This is the second part of a two-part series of posts on AI and language acquisition. You can find the first post here.
Machines only work if used for their intended purpose. Any tool or invention comes as we say with great responsibility. Imagine an AI being fooled around with-- any child would love to do so-- and for good reason, they are curious! The AI would fail to understand (at least at the time of this writing) the intent. Instead, AI is extremely useful at systemizing and aiding if you play along.
Unlike the human mind, AI is based on a deterministic foundation and is designed to work within a specific scope. Without the ability for self-reflection, AI is not capable of mimicking free conversation. If a user moves outside of the intended use, the answers returned by AI might be unexpected and unnatural. That said, AI can be a highly useful aid in self-paced learning or for tasks that are based on categorization, comparison, and generating output based on language models. Humans are good at grasping the situation and responding based on relevance. This makes us much better equipped to handle tasks that require intuition and creativity.
Natural language acquisition is a complex process that requires not only language knowledge but also knowledge about the world and the relationship between words and their meaning. After all, the meaning of words is often derived from real-life experiences.
One of the main concerns about implementing AI is that machines cannot understand the meaning of language as humans do. Machines are programmed and can only understand the precise instructions that are written in computer code. For example, you can program your computer to translate from one language to another. However, you must specify the exact rules and algorithms behind this translation process. In other words, you need to tell the computer how to react. If you change the rules, the translation will not be accurate. If you want to program a computer to understand language, you need to create a program that will simulate human self-reflective thinking. In other words, you need to create a program that can find different meanings in words and sentences without precise instructions, and even more how others will perceive you in your communication. As you can see, language learning cannot be isolated from communication just as communication cannot be isolated from social skills.
There is a big difference between the written word and the spoken word. While reading, we understand the meaning of words based on their context. In other words, we have the whole sentence in mind, and each word is interpreted with respect to the other words in the sentence. This process is referred to as global interpretation. In addition, the reader can use cultural, historical, and other information to interpret the meaning of words. Reading helps in broadening variety and possible combinations of tone and vocabulary. Reading helps to translate ideas into sentences. In reverse, simply memorizing language without making a conscious connection between meaning in relation to different situations does not achieve this.

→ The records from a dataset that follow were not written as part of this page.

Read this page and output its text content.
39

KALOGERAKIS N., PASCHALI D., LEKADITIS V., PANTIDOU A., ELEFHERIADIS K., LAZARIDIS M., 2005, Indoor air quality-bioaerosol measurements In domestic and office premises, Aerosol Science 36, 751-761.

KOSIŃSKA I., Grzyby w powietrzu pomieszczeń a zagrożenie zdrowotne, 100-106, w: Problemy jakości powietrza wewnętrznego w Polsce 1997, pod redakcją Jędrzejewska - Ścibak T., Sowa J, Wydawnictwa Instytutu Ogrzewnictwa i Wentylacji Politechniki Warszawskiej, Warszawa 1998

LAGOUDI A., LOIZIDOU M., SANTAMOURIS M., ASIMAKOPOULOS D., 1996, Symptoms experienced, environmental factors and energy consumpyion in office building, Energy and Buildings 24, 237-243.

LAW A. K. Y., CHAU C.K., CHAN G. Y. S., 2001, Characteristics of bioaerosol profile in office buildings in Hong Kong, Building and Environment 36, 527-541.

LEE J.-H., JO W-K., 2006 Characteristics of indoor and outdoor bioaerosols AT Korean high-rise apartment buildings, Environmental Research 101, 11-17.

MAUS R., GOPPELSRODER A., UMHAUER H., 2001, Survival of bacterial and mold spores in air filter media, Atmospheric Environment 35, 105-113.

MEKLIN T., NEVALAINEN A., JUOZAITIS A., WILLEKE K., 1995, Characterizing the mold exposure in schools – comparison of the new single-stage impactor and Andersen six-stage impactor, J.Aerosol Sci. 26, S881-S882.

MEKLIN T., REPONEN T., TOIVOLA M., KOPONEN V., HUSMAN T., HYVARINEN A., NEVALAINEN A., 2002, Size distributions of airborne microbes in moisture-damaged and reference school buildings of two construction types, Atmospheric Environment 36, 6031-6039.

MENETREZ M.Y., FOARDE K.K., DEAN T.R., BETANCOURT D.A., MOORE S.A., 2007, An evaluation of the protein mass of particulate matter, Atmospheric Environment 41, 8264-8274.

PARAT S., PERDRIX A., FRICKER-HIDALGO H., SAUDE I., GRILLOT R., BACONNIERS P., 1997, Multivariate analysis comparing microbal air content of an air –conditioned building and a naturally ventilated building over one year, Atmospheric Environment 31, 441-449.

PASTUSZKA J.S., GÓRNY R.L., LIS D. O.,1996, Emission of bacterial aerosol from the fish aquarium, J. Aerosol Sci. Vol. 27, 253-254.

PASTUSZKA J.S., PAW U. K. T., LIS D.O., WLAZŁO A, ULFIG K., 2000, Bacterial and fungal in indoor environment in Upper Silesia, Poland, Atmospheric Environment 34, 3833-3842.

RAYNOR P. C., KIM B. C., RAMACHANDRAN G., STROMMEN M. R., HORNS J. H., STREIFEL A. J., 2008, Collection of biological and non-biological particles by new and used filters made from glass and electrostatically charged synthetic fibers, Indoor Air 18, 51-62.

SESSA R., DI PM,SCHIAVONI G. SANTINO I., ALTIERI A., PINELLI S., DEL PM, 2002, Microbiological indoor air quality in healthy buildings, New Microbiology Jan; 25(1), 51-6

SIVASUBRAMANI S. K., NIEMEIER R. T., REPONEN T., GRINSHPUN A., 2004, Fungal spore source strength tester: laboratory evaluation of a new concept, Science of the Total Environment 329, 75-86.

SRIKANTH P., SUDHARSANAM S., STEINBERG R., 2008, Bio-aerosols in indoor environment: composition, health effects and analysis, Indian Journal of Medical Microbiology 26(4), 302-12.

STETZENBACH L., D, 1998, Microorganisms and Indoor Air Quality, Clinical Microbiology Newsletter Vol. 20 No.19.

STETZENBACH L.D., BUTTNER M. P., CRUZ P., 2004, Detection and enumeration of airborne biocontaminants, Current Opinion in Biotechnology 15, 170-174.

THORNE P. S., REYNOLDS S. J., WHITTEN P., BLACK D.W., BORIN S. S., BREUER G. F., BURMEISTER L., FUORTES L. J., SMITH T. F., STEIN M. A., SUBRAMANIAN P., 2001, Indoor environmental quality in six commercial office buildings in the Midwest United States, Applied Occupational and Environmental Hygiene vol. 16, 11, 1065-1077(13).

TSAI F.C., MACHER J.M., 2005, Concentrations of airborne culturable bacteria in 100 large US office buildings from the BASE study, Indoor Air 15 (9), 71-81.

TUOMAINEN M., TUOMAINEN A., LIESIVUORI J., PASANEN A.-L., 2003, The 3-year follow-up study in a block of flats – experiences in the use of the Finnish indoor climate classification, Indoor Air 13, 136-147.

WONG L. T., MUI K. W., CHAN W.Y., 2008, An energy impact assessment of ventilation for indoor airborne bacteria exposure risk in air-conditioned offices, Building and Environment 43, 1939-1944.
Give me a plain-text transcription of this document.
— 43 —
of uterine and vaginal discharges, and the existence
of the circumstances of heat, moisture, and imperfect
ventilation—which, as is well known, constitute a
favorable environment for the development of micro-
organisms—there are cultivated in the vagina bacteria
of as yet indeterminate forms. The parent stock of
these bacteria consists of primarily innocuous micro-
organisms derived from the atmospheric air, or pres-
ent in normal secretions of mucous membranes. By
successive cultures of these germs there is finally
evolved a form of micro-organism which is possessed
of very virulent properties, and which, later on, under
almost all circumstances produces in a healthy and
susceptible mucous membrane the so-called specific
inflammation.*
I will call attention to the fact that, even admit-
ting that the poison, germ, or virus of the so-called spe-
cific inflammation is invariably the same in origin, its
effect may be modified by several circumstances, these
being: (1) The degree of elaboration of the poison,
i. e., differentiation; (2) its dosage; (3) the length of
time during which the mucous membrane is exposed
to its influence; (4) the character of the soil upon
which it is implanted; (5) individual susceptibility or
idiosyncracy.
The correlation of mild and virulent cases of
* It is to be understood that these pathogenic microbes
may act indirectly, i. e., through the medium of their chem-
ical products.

In speech, on the other hand, we sometimes stumble, put together words or revise our verbalized thoughts afterwards. Still, your opposite will likely understand the intention behind it. Sometimes when we give lessons ourselves Alexa accidentally comes on asking what song or movie to play. That is speech recognition, albeit at the wrong time. Just like translation, speech recognition is also programmed to a deterministic pattern. It is a computer-driven process that converts spoken audio signals into written or typed words. However, both computer-driven processes are far from acquiring natural language.
Artificial intelligence has many applications, and it can help people and businesses with different tasks. However, when it comes to helping children acquire natural language, it is falls short on the very premise of reading the air and having human understanding. Unfortunately, computers cannot yet understand natural language fully. Nevertheless, they will continue to proof our very own nature: humans are tool makers. Anything we do, we do to advance and liberate ourselves. It might just be that in the short run we will lean more from AI about our own nature than we can expect AI to be companions.
For children to acquire natural language, they need to be exposed to real-life situations. They should use language in context, learn new words, and develop their communication and social skills. They should have the opportunity to receive the kind of feedback that keeps making them curious.
Note: This article was in fact generated via artificial intelligence, using Cohere and Writesonic. It was then edited by Ken Rangkuty and the Eigopop team.